Il l'affirma surtout à l'intention de Rey, dont le scepticisme se lisait sur le visage. L'intonation lugubre du Général lui interdit d'émettre ses doutes.

— Selon la conception tordue du Grand Rakam, la négociation et le pacifisme sont l'apanage des faibles. Le Faible se soumet au Fort, c'est un principe fondamental mô'larian. Ne pas réagir ou choisir les pourparlers seront autant de raisons qui donneront à Mô'Lar la « légitimité » de changer Maar en vassal. Le Grand Rakam n'y verra qu'une occasion justifiée d'exercer son droit souverain de protecteur. Car les faibles vivent sous la houlette des plus forts, et en tant que « Fort », il dispose du droit inné de dominer le faible né pour se soumettre. Le Grand Rakam ne connait pas d'autre conception de la cohabitation que la domination.
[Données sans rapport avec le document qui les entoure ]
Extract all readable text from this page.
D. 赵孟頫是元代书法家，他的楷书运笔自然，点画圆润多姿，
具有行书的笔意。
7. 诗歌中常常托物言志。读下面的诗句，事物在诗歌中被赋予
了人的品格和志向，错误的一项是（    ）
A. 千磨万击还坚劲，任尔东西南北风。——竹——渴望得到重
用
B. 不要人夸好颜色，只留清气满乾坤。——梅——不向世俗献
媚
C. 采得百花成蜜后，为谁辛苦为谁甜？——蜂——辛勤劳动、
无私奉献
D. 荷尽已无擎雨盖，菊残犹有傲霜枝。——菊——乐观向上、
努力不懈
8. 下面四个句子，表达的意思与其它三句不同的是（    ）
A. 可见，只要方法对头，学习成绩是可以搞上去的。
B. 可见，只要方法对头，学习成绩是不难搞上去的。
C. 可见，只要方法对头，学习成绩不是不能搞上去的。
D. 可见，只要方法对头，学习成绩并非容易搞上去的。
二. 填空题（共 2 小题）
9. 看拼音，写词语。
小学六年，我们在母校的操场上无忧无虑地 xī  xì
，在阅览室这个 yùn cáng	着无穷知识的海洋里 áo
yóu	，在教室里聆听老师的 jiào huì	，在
Timothy renifla son mépris. Son poing serré exprimait une haine tenue en laisse. Red se demanda quelle avait été le vécu de ce Guerrier Mô'Lar sur sa terre natale. Lui raconterait-il son histoire un jour ? De manière tacite, ils n'en parlaient pas. En affranchissant Timothy de son joug de gladiateur, le roi avait compris que le jeune homme considérait son passé effacé. Il renaissait sous un nouveau patronyme qui jetait le tabou sur le précédent, celui dont la condamnation à l'esclavage l'avait dépossédé. Quel crime avait-il commis ou quelle menace avait-il représentée, pour que le Grand Rakam le dépouille de son nom et, de ce fait, le prive de l'accès au paradis selon leurs croyances ?

Timothy régna sur ses émotions saumâtres. Son roi, l'homme qui l'avait sauvé des limbes du purgatoire, avait besoin de sa lucidité. Colère et haine étaient mauvaises maîtresses.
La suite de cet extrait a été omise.